I lack a definitive answer to this question. I can speculate as much as the next person—maybe intercourse is a bigger deal for (heterosexual) women than for (heterosexual) men, and that difference becomes salient at the moment before intercourse. As a gross generalization, maybe men who feel aroused by a woman virtually always want to have intercourse with her, while women who feel aroused by a man sometimes but not always want to have intercourse with him. A famous study suggests that an attractive woman can successfully recruit an overwhelming majority of random male strangers on the street to go home with her to have sex, while an attractive man cannot do the same with any random females.

If the male “demand” for intercourse in any given encounter exceeds the female “demand” for it (and thus its “supply”), we can expect the female to struggle sometimes to negotiate her way out of satisfying that demand. If we think of power as enhancing demand, women may legitimately wonder what might happen if they risk definitively saying “no.” I realize as I write this that I sound like I am commodifying sex and women, which I do not mean to do. The language of supply and demand, however, can be helpful in making sense of these situations.

We also have stereotypes exerting their own force on the thinking of men and women. Stereotypes hold that men want sex so much that they cannot always control themselves. We have words like “ravishing” to describe an attractive woman as essentially “rape-able.” If the woman has absorbed the stereotypes, she may think that (a) she is acting unfairly if she stops the man before he is satisfied, (b) the man may be unable to stop himself anyway, and (c) he could therefore become justifiably angry at her and out of control if she assertively tries to stop him, which may mean a violent rape. Stated differently, the woman might believe that if she asks her partner to stop, she is asking for something that she is not really entitled to have and might not get.

Meanwhile, the man may have accepted the stereotype that women say no when they mean yes (though the exact opposite may be true) and that women feel guilty about sex, as they do about eating chocolate, but they really want it, and it’s up to the man to take charge and give them what they want. With the various stereotypes working in tandem, one can easily envision a woman who is submissively expressing non-consent with a man who sincerely believes that for him to keep going is not really rape, even though it is.

A Solution in Both Contexts

To my mind, the solution, in the context of both coercive sex and police interrogation, is to educate everyone more effectively about what will and will not successfully make things stop. Suspects can learn that if they want an interrogation to come to a halt, they must say “I want a lawyer” with a period at the end of the sentence, something that appears nowhere in the Miranda warnings themselves. Women can learn that men are fully capable of restraining themselves when necessary. Just ask yourself what would happen if their mom walked into the room/apartment/house in the middle of a sexual liaison.

We can let women know that the overwhelming majority of men want all of their sexual interactions to be consensual, indeed to be more than consensual—to be desired. Women can see that saying “no” unequivocally need not be unkind. It takes time to read another person’s nonverbal signals, and that is why words can be so useful.

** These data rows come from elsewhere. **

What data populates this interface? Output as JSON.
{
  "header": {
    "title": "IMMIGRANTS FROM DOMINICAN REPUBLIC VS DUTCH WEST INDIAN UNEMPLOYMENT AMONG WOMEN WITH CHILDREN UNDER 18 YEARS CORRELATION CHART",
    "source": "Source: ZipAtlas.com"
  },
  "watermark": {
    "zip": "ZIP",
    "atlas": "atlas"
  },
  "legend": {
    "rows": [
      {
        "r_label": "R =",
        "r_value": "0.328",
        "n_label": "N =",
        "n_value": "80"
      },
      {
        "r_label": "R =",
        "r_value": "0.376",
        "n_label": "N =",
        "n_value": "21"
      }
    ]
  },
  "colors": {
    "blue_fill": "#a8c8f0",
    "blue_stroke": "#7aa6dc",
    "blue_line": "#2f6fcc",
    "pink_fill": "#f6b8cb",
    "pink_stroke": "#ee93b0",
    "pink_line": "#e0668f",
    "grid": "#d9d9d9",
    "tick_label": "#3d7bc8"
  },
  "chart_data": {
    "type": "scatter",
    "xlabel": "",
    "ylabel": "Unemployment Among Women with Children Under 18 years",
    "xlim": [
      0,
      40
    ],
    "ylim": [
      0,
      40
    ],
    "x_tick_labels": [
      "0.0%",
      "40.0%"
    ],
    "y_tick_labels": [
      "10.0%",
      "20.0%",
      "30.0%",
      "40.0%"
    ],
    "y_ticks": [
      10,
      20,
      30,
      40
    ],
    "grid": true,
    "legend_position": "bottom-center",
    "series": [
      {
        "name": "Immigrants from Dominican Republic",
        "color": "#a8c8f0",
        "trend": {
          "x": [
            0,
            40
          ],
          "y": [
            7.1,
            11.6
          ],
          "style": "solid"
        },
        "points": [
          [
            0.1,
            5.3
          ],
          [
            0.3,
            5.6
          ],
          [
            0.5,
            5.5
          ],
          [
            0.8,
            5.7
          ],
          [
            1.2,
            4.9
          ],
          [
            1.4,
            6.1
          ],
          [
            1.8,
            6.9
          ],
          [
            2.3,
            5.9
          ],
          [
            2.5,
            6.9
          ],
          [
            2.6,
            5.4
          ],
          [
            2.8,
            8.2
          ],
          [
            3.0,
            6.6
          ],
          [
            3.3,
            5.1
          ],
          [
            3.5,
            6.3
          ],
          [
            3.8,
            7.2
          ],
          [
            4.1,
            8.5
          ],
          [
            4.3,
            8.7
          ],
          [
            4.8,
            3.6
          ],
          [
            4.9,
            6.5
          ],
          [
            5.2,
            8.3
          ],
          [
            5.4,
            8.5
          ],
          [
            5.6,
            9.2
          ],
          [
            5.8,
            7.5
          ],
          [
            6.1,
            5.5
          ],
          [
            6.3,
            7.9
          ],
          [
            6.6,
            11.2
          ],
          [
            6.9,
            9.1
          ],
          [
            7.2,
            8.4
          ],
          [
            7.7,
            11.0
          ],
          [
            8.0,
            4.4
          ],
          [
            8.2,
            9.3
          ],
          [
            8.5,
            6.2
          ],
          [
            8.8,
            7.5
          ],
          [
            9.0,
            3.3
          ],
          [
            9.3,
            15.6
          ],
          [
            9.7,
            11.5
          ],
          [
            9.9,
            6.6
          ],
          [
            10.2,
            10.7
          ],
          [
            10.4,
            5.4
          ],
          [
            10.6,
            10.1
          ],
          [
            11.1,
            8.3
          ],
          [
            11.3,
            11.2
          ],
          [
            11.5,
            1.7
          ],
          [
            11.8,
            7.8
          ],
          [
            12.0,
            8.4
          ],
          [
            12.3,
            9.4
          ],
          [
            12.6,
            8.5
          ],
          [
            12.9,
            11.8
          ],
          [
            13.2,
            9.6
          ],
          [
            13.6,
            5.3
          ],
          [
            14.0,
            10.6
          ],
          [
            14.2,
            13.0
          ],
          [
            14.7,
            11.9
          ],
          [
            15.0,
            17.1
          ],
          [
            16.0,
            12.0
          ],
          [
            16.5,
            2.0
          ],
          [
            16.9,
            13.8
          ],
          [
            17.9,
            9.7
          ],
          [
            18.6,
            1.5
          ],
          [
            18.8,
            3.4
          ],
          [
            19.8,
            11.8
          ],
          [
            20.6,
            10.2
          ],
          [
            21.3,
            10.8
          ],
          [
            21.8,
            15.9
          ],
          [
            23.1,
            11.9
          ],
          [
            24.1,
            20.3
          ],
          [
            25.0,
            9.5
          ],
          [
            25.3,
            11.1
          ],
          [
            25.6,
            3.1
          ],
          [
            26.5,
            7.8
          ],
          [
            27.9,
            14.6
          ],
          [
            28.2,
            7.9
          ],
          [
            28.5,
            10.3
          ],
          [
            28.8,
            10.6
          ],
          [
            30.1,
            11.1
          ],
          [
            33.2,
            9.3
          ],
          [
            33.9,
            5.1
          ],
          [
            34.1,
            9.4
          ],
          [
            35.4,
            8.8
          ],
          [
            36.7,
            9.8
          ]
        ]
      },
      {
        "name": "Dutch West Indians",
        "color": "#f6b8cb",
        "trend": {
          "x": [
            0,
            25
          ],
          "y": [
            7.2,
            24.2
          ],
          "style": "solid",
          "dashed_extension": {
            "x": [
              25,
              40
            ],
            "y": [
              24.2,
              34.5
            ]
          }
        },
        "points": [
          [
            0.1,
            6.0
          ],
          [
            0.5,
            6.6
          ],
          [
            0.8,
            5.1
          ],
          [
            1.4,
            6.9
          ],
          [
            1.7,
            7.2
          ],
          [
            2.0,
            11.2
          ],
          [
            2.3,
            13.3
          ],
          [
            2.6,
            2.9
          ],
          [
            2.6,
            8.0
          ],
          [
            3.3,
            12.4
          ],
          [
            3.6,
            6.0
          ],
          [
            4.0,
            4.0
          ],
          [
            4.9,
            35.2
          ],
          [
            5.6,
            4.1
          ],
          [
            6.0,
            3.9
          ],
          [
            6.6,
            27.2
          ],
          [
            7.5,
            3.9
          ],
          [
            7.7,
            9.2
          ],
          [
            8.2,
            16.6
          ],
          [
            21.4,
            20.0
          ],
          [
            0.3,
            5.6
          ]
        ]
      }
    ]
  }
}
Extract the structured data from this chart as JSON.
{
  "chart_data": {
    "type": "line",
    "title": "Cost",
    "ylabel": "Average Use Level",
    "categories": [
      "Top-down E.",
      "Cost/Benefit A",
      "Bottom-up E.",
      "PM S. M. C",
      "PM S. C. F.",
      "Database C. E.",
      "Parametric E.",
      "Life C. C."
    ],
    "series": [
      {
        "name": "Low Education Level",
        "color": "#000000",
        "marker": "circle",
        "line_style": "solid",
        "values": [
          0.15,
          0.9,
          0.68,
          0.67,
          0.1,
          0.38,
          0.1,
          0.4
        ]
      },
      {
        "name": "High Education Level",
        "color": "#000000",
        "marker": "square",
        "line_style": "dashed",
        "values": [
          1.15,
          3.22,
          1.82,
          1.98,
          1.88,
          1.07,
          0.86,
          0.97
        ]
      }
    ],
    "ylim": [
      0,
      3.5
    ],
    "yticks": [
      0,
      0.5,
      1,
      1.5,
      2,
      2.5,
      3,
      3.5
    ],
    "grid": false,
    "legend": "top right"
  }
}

There are other things that sex and confessions share. Police may lie to suspects in an effort to get a confession without undermining the admissibility of the suspect’s statement. And dates may lie to one another about themselves and about their feelings for each other to secure a sexual relationship.

Some may press for law that requires super-voluntary confessions and super-consensual sex, though there could be downsides to regulating interrogation and sex this closely. If people pay attention to one another and give each other the space to make choices, we might be surprised at how many women will go well beyond technical consent in their response to a sexual invitation and at how many suspects still want to give incriminating statements to the police. It seems likely that the hidden fear—that without coercion, it might all disappear—could turn out to have been entirely groundless.